5 de julio de 2013

Se va un rubio soldado montonero

Nahuel Valentini también se va de Central: lloran las matronas, lloran las nenas de las plateas, ríen los precios de la soja y del trigal. Un defensor bestial más se enrosca a su mochila, se mete en un Alitalia y se va a cazar fortunas modestas a la boca latina del imperio de la nostalgia.

Uno, dos, tres departamentos... la fuga económica es el consuelo de los analfabetos. ¿Qué piensa una persona que se muda de un continente a otro, de qué huye, de la devastación? 

Este rubio soldado del montón trabaja de cabecear pelotas, siete, ocho, nueve por partido. Y así agarrota las mandíbulas de los hinchas, las colma de complacencia: el hincha quiere la confusión, quiere rabia, quiere a la bestia. El hincha odia al jugador de ataque, no porque le exija más, sino porque pierde pelotas.

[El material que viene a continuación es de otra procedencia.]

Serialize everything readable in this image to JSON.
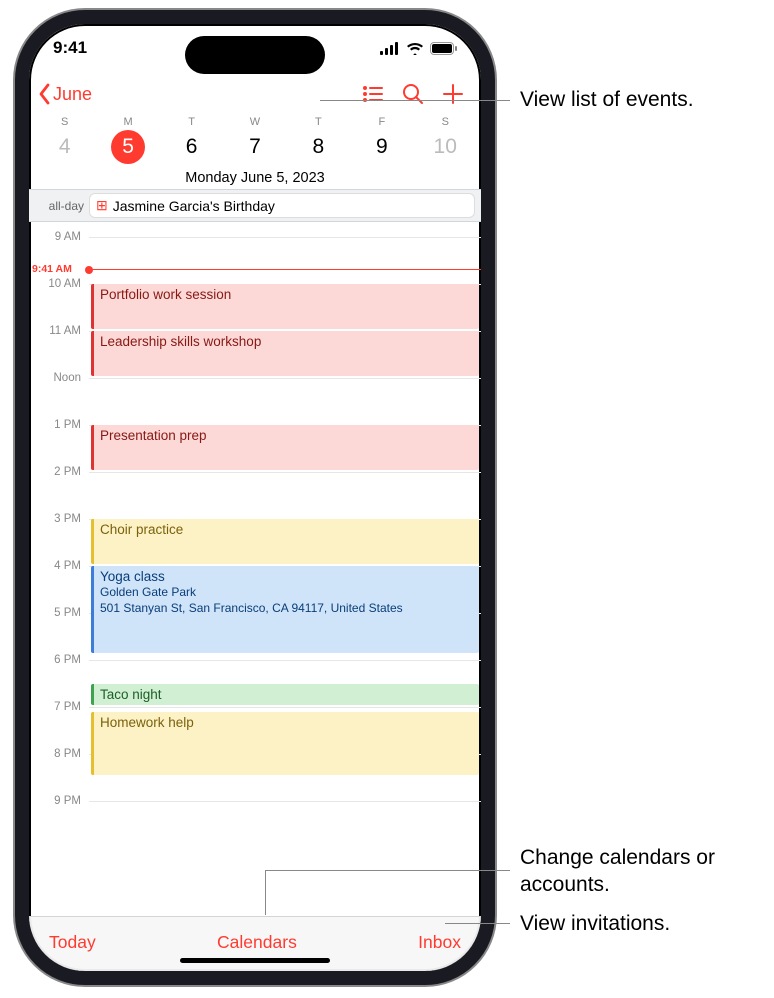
{
  "status": {
    "time": "9:41"
  },
  "nav": {
    "back": "June"
  },
  "week": {
    "days": [
      {
        "letter": "S",
        "num": "4",
        "muted": true
      },
      {
        "letter": "M",
        "num": "5",
        "sel": true
      },
      {
        "letter": "T",
        "num": "6"
      },
      {
        "letter": "W",
        "num": "7"
      },
      {
        "letter": "T",
        "num": "8"
      },
      {
        "letter": "F",
        "num": "9"
      },
      {
        "letter": "S",
        "num": "10",
        "muted": true
      }
    ],
    "fulldate": "Monday   June 5, 2023"
  },
  "allday": {
    "label": "all-day",
    "title": "Jasmine Garcia's Birthday"
  },
  "timeLabels": [
    "9 AM",
    "10 AM",
    "11 AM",
    "Noon",
    "1 PM",
    "2 PM",
    "3 PM",
    "4 PM",
    "5 PM",
    "6 PM",
    "7 PM",
    "8 PM",
    "9 PM"
  ],
  "nowLabel": "9:41 AM",
  "events": [
    {
      "title": "Portfolio work session",
      "color": "red",
      "startHour": 10,
      "endHour": 11
    },
    {
      "title": "Leadership skills workshop",
      "color": "red",
      "startHour": 11,
      "endHour": 12
    },
    {
      "title": "Presentation prep",
      "color": "red",
      "startHour": 13,
      "endHour": 14
    },
    {
      "title": "Choir practice",
      "color": "yellow",
      "startHour": 15,
      "endHour": 16
    },
    {
      "title": "Yoga class",
      "sub1": "Golden Gate Park",
      "sub2": "501 Stanyan St, San Francisco, CA 94117, United States",
      "color": "blue",
      "startHour": 16,
      "endHour": 17.9
    },
    {
      "title": "Taco night",
      "color": "green",
      "startHour": 18.5,
      "endHour": 19
    },
    {
      "title": "Homework help",
      "color": "yellow",
      "startHour": 19.1,
      "endHour": 20.5
    }
  ],
  "toolbar": {
    "today": "Today",
    "calendars": "Calendars",
    "inbox": "Inbox"
  },
  "callouts": {
    "listEvents": "View list of events.",
    "changeCal": "Change calendars or accounts.",
    "invitations": "View invitations."
  }
}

Hay dos maneras terriblemente distintas de estar en una cancha de fútbol. Los héroes de la retirada, los obsesivos, los melancólicos, pensamos únicamente en el arco propio, no nos soltamos nunca, cultivamos la cautela: la pelota nos da terror. Tú eres mi seguridad, le decimos, como en una canción de Hermética, al esférico cuerino. Defendemos con esoterismo, con saña, con paliza, con el miedo que esconde la máscara del verdugo. Los felices atacantes, en cambio, los ala tornantes, los cautivos del gol, van para allá y no piensan en lo que dejan atrás. El organigrama de su juego es el de una oferta hostil. Tiran billetes en los tobillos de los perros. La alegría contra el miedo, la acción contra el pensamiento, el engaño contra la obcecación.

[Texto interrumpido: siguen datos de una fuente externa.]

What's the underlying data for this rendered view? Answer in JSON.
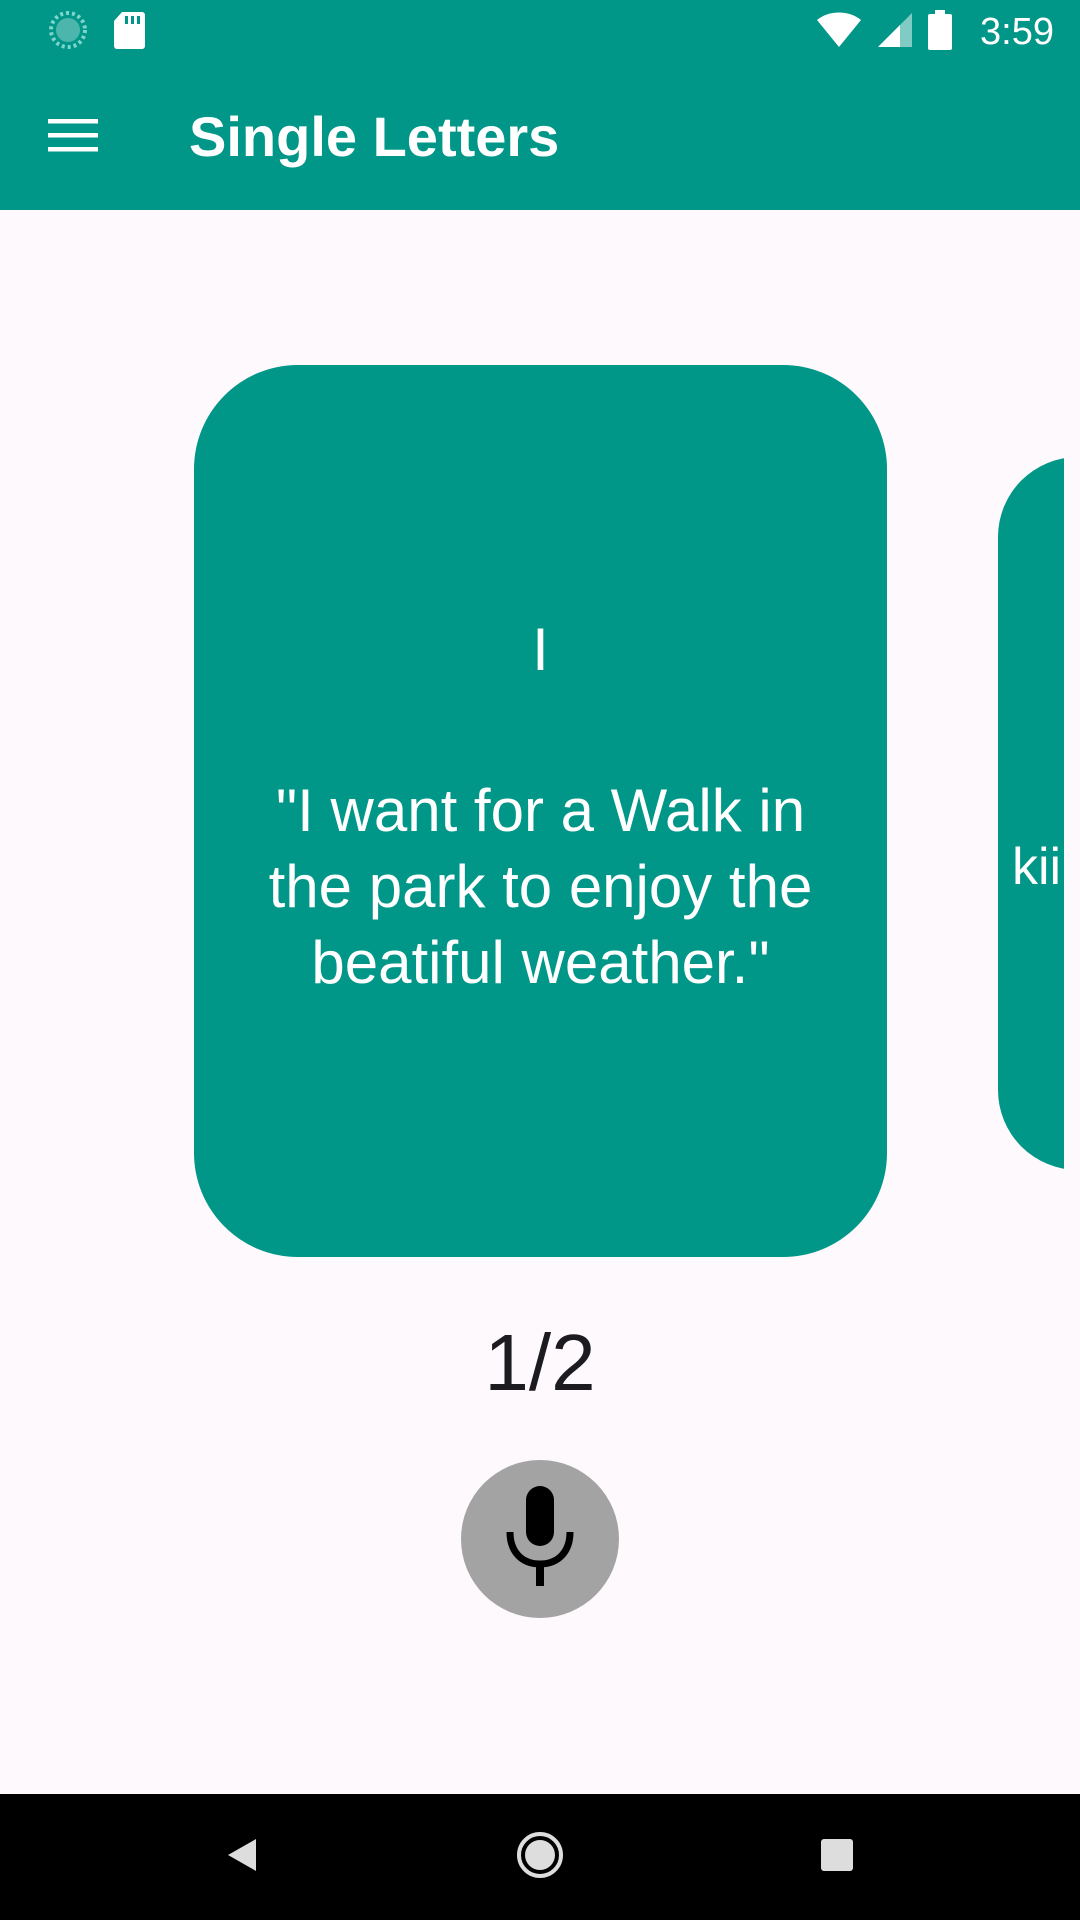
{
  "status_bar": {
    "time": "3:59",
    "left_icons": [
      "sync-icon",
      "sd-card-icon"
    ],
    "right_icons": [
      "wifi-icon",
      "cellular-signal-icon",
      "battery-icon"
    ]
  },
  "app_bar": {
    "menu_icon": "hamburger-menu-icon",
    "title": "Single Letters"
  },
  "cards": {
    "current": {
      "letter": "I",
      "sentence": "\"I want for a Walk in the park to enjoy the beatiful weather.\""
    },
    "next_peek": {
      "text": "kii"
    }
  },
  "page_indicator": "1/2",
  "mic_button": {
    "icon": "microphone-icon"
  },
  "nav_bar": {
    "buttons": [
      "back-icon",
      "home-icon",
      "recents-icon"
    ]
  },
  "colors": {
    "primary": "#009688",
    "background": "#fdf9fc",
    "mic_background": "#a3a3a3",
    "nav_bar": "#000000",
    "text_dark": "#1c1b1f",
    "text_light": "#ffffff"
  }
}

Nahuel Valentini, el ídolo del sentido común vegetativo de la platea, se va de Central a ver si muerde. Un trotamundos del cascado de tobillos se va del grupo: no lo lloro, pero me identifico con él. En las áreas gigantes de los torneos de los cantris, de los colegios privados, el Watson Hutton, etcétera, en los noventa, torneos de los eventeros amateurs, en las canchas de fútbol de los salvados hasta ahí, yo iba en un Uno o un Fiesta y salía aferrado al número seis, o al dos. Salía con la carga en mis espaldas de una vida que me tenía confundido. Gritaba como un loco, ordenaba la defensa, trataba de dársela redonda a uno que más o menos supiera, evitaba prodigarla a mis compañeros animales. Era virgen, o no tanto, me emborrachaba en el CODO, en la City, en El Cielo y en El Federal y después salía a desplegar mi terror en pastos dignos de mis ternezas. Era el último de los posadolescentes vírgenes. Hice algún gol en contra, vi la roja más de una vez, me llevé a rivales del campo con alguna provocación. Así también Valentini: prodigó sus citas de los salmos en tuiter, y también en los campos verdes del conurba donde le tocó garronear a esos dieces medio diabólicos que tiene todo equipo de la Nacional B que se precie. Hizo goles inconfesables, en contra, y allá fue también a buscar alguno al área rival, y lo logró, y lo gritó con la rabia de los que conviven con el miedo. 

Ahora el rubio soldado del montón se va a poner otro trapo.

Hacelo por los que no llegamos, Nahuel. Que Dios te acompañe.